Martyr
- Born: Rawḥ al-Qurashī possibly Damascus
- Died: December 25, 799 AD Raqqa
- Venerated in: Pre-Congregation
- Canonized: Pre-Congregation

= Anthony-Rawḥ al-Qurashī =

Arab Christian martyr

Anthony-Rawḥ al-Qurashī was an Arab Christian martyr and Saint of the late 8th century. The name al-Qurashī refers to the Quraysh tribe which he was descended from.

==Hagiography==
Anthony, born Rawḥ al-Qurashī, was a Muslim nobleman from Damascus. He was a descendant of the Quraysh tribe which was the same tribe that the Islamic prophet Muhammad came from. Rawḥ lived in the abandoned monastery Dayr Murran that was dedicated to
Saint Theodore on Mount Qasioun which had a functioning Church adjacent to it. Rawḥ would regularly sneak into the Church to steal the Eucharist and eat it and would even tear the crosses from their places, rip the altar cloths, and greatly harass the priest. One day, Rawḥ found the Church empty and decided to shoot the icon of St. Theodore above the altar with his bow. Rawḥ fired an arrow and it came within a foot of the icon but then suddenly turned back towards Rawḥ piercing him in his left hand which terrified him and knocked him unconscious. A few days later Rawḥ witnessed another miracle when he saw the Consecrated Host transform into a lamb during a Mass. That same night St. Theodore appeared to Rawḥ in a dream and chastised him for his behavior ordering him to embrace Christ and repent. Rawḥ was so moved by this vision that he set off to Jerusalem the next day to be baptized. However, the Patriarch Elias II of Jerusalem was afraid that by baptizing Rawḥ he would anger Muslim authorities so he sent him to the River Jordan to be baptized by a group of monks who submerged him, gave him a monastic cowl and the Christian name of Anthony.

When Anthony returned to Damascus his family mocked his coarse dress and turned him over to the Islamic judge after failing to bring him back to Islam. The judge berated Anthony saying "Shame on you, Rawḥ, why have you left your religion into which you were born, not to mention your esteem and nobility (ḥasabaka wa-sharafaka)?" When this did not convince Anthony either the judge sent him to Raqqa, the seat of the caliph Harun al-Rashid. Al-Rashīd also mocked Anthony for his monk's clothing, and after failing to convert him, ordered his execution. Anthony welcomed his sentence explaining that it would free him from his three greatest sins: having gone on hajj to Mecca, having sacrificed on ʿĪd al-Aḍḥā, and having killed Christians during raids against the Byzantines. Thus, Anthony was decapitated on Christmas Day 799 A.D.

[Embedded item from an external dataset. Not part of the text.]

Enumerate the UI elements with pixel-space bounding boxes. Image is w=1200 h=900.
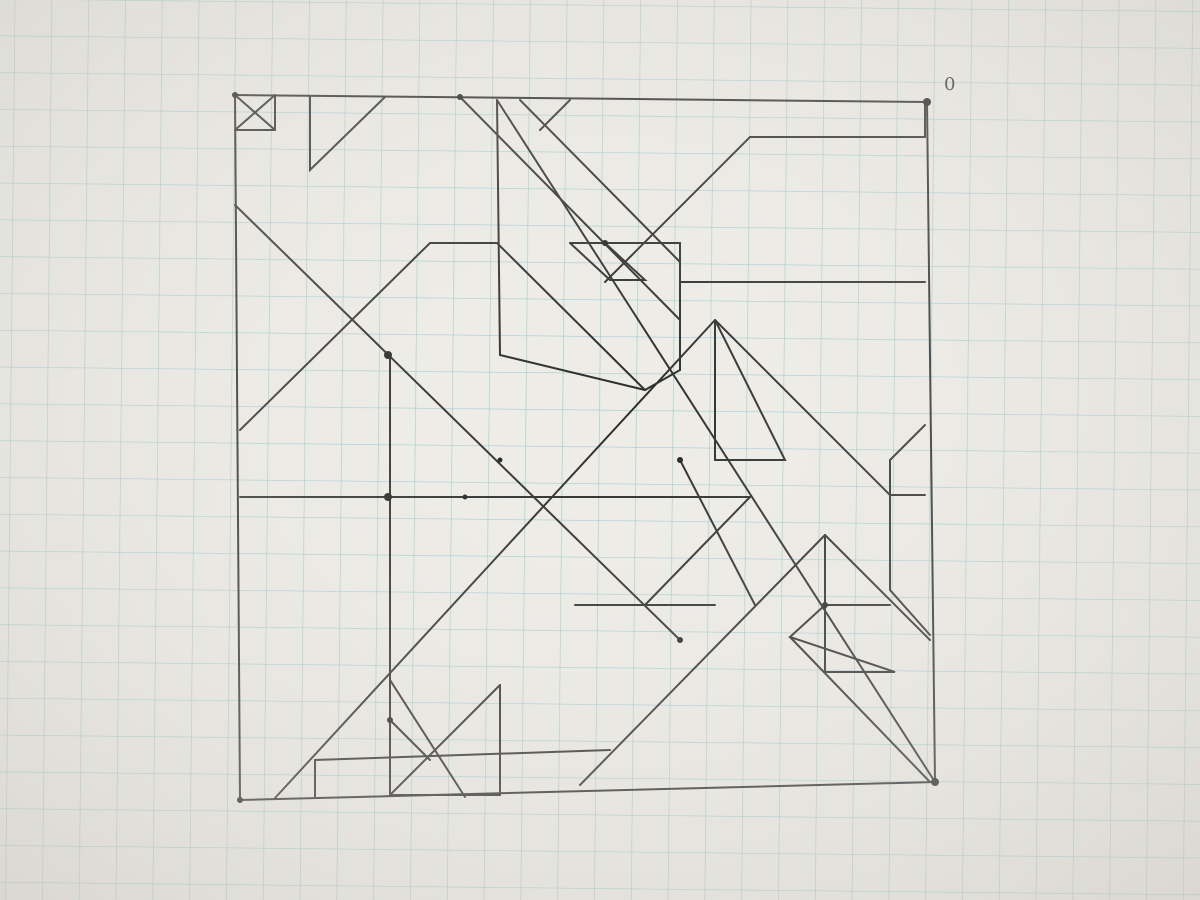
annotation: 0 [944,74,955,95]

According to Theodore Abu Qurrah:

In our own day there was a well-known martyr, from a family of the highest nobility among the outsiders, whose story is widespread. May he remember us in his prayers, he is called St. Anthony. He used to tell everyone he met that he came to believe in Christianity only because of a miracle he saw in connection with an icon that belonged to St. Theodore, the martyr.